As far as understanding the universe as it is, 2 showed us from 2 different perspectives and introduced the most expanded lore. Ce and 3 were more narrowly focused. 4 kinda just rewrote a lot of things 3 established but gave greater context to the universe before everything happened. I’m certain humans were forerunner like spark said.


Solace_of_Winter

Halo 2. Halo Reach and Halo CE were books before the first game. Halo 2 was originally Halo 2 + Halo 3 and it was only unveiled because of the sales of the first game and Microsoft pressure. Halo 2 was the first appearance of many factions and character points.

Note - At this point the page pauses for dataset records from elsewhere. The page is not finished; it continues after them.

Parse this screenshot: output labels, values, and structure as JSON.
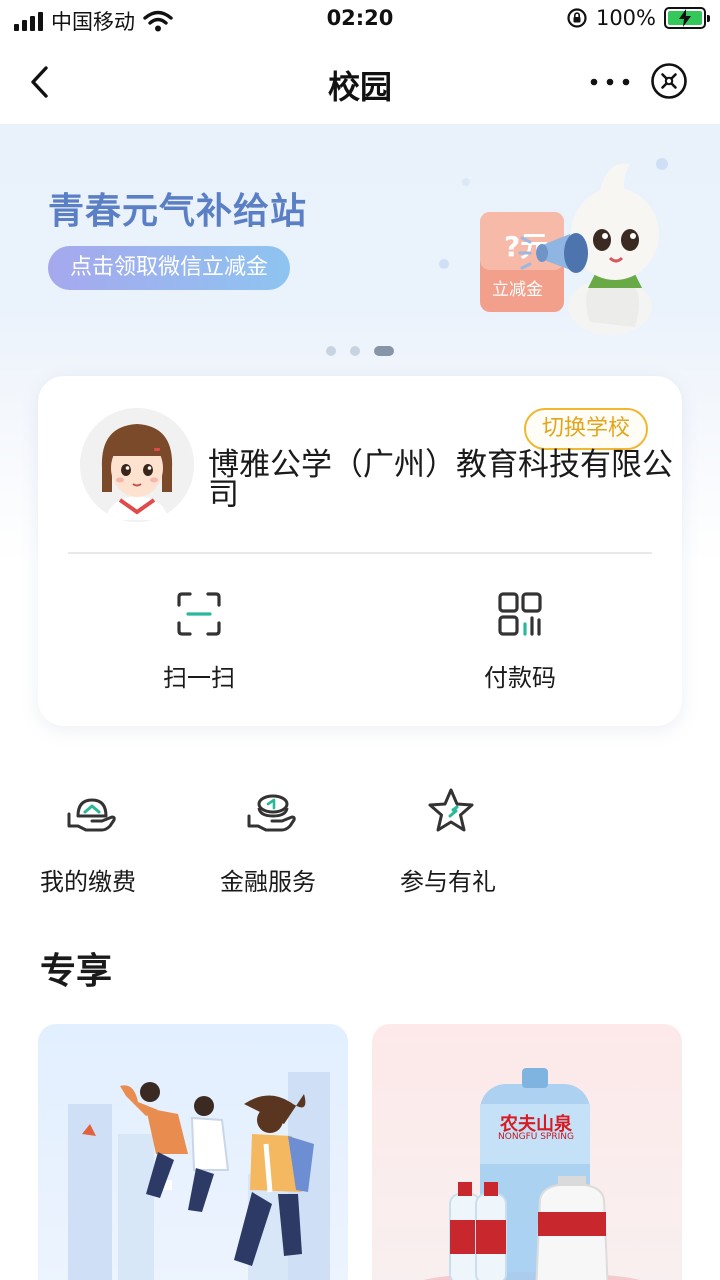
{
  "status_bar": {
    "carrier": "中国移动",
    "time": "02:20",
    "battery": "100%",
    "battery_level": 1.0
  },
  "nav": {
    "title": "校园"
  },
  "banner": {
    "title": "青春元气补给站",
    "button": "点击领取微信立减金",
    "coupon_amount": "?元",
    "coupon_label": "立减金",
    "slide_count": 3,
    "active_slide": 3
  },
  "school_card": {
    "switch_label": "切换学校",
    "school_name": "博雅公学（广州）教育科技有限公司",
    "actions": [
      {
        "label": "扫一扫",
        "icon": "scan-icon"
      },
      {
        "label": "付款码",
        "icon": "payment-code-icon"
      }
    ]
  },
  "functions": [
    {
      "label": "我的缴费",
      "icon": "hand-payment-icon"
    },
    {
      "label": "金融服务",
      "icon": "hand-finance-icon"
    },
    {
      "label": "参与有礼",
      "icon": "star-icon"
    }
  ],
  "section": {
    "title": "专享"
  },
  "promos": [
    {
      "name": "students-illustration"
    },
    {
      "name": "nongfu-spring",
      "brand": "农夫山泉",
      "brand_sub": "NONGFU SPRING"
    }
  ],
  "colors": {
    "accent_green": "#2bb89a",
    "switch_orange": "#e3a51c",
    "banner_blue": "#5b7fc4",
    "brand_red": "#d61c22"
  }
}
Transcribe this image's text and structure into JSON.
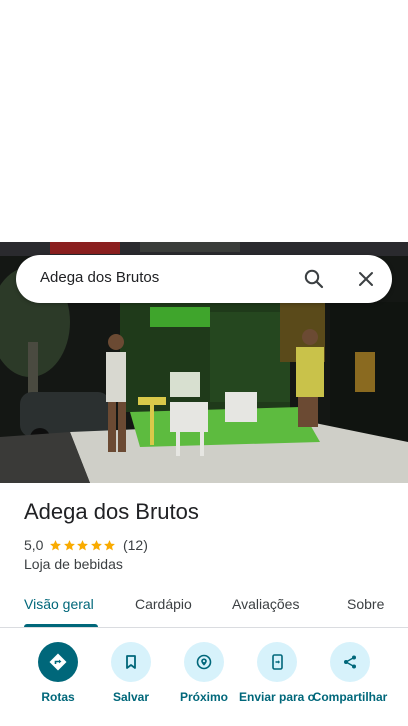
{
  "search": {
    "query": "Adega dos Brutos"
  },
  "place": {
    "name": "Adega dos Brutos",
    "rating": "5,0",
    "stars": 5,
    "review_count": "(12)",
    "category": "Loja de bebidas"
  },
  "tabs": [
    {
      "label": "Visão geral",
      "active": true
    },
    {
      "label": "Cardápio",
      "active": false
    },
    {
      "label": "Avaliações",
      "active": false
    },
    {
      "label": "Sobre",
      "active": false
    }
  ],
  "actions": [
    {
      "label": "Rotas",
      "icon": "directions-icon",
      "primary": true
    },
    {
      "label": "Salvar",
      "icon": "bookmark-icon",
      "primary": false
    },
    {
      "label": "Próximo",
      "icon": "nearby-icon",
      "primary": false
    },
    {
      "label": "Enviar para o",
      "icon": "send-to-phone-icon",
      "primary": false
    },
    {
      "label": "Compartilhar",
      "icon": "share-icon",
      "primary": false
    }
  ],
  "colors": {
    "accent": "#00677a",
    "action_bg": "#d7f2fb",
    "star": "#f9ab00"
  }
}
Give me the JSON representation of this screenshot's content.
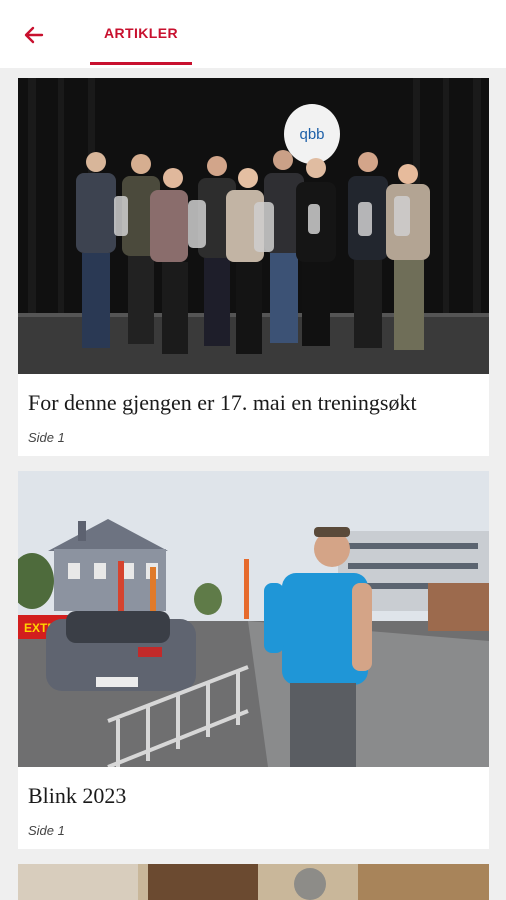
{
  "header": {
    "tab_label": "ARTIKLER"
  },
  "colors": {
    "accent": "#c8102e"
  },
  "articles": [
    {
      "title": "For denne gjengen er 17. mai en treningsøkt",
      "page": "Side 1",
      "image": "band-group-photo"
    },
    {
      "title": "Blink 2023",
      "page": "Side 1",
      "image": "man-street-photo"
    },
    {
      "image": "partial-photo"
    }
  ]
}
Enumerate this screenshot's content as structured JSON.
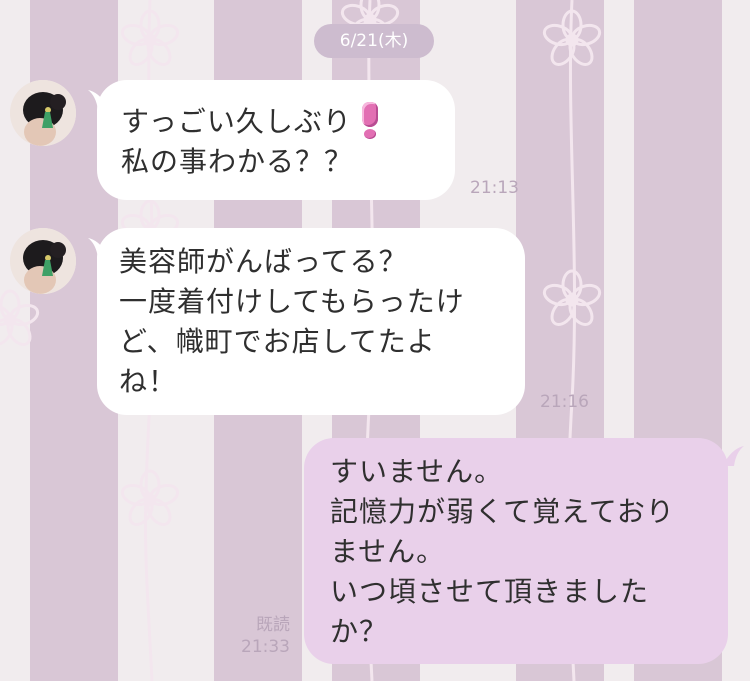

And Halo 3 just rolled over the finish line with the continuation of Halo 2. You can argue Halo 4 did the same thing but the Forerunners were already established in Halo 3 and the terminals.


IMendicantBias

Halo 2 and Halo 4


PM_ME_YOUR_BODY69

Reach fucked it up the most.


The_Elite_Operator

CE. can’t develop something that doesn’t exist 


jabberwockxeno

CE explains almost nothing about the UNSC, COvenant, Spartans, Reach, Keyes, Cortana, Chief, etc. It does almost nothing to develop the universe outside of just introducing it as a thing that exists at all. Every other Halo game expands the universe more then CE does


UnfocusedDoor32

CE begins In Media Res, and we learn things as the Chief does. So, what do we learn? We're on a human warship, being pursued by hostile aliens we're at war with (and the war seems to be going badly). You control a Cyborg Super-Soldier called the Master Chief and your mission is to protect Cortana, the POA's AI because she has knowledge of Earth's location, which we don't want the Covenant to know about. We leave the ship in an escape pod crash-land onto an artificial ring-world. So far, so good! We learn that the ringworld as an Earth-like environment, and its monolithic structures appear to be deserted. When we rescue Captain Keyes from the Truth and Reconciliation, we discover that the Covenant call the Ring Halo and that they believe it to be a weapon. We also learnt that Covenant architecture tends to be smooth, round and bulbous. At the halfway point, we discover that the Ring is a containment facility for a dangerous parasitic organism called the Flood, which are capable of hijacking an intelligent lifeform's body, mutating them into a form that suits them and assimilating all their knowledge, such as how to use guns, or more importantly, how to operate and repair technology. We encounter Guilty Spark, who calls the Chief Reclaimer and for some reason, mistakes the Chief for the same man who activated the Ring one-hundred thousand years ago. We learn that the Chief is authorized to use the Index, the key to Halo's primary weapon. And we learn from Cortana that Halo is a great doomsday weapon that will annihilate all sentient life in the Galaxy. What else? From Guilty Spark, we learn that the Forerunners used Power Armor similar to the Chief's but called Combat Skins and they had a classification system for them. Halo CE explains a lot, it's just hidden in the details and easily missed if you don't pay attention.


Sakuran_11

Wym CE gives us everything, Ring go boom, We good, Covenant bad, Flood very very bad, I’d say thats peak


jabberwockxeno

To be clear i'm not saying CE is bad or anything for not explaining that stuff, the minimalism works within the context of the story it's trying to tell But it's just not correct to say it expands or develops the universe more then the other Halo games. It's telling a very tight, minimalist story that's not concerned with the wider universe outside of the reveal with the flood. There's nothing wrong with that, but we should be honest about what it actually did/is doing


Sakuran_11

I’m not either I was making a joke


KingofEcchi333

Halo 2. I don’t take anything after reach serious.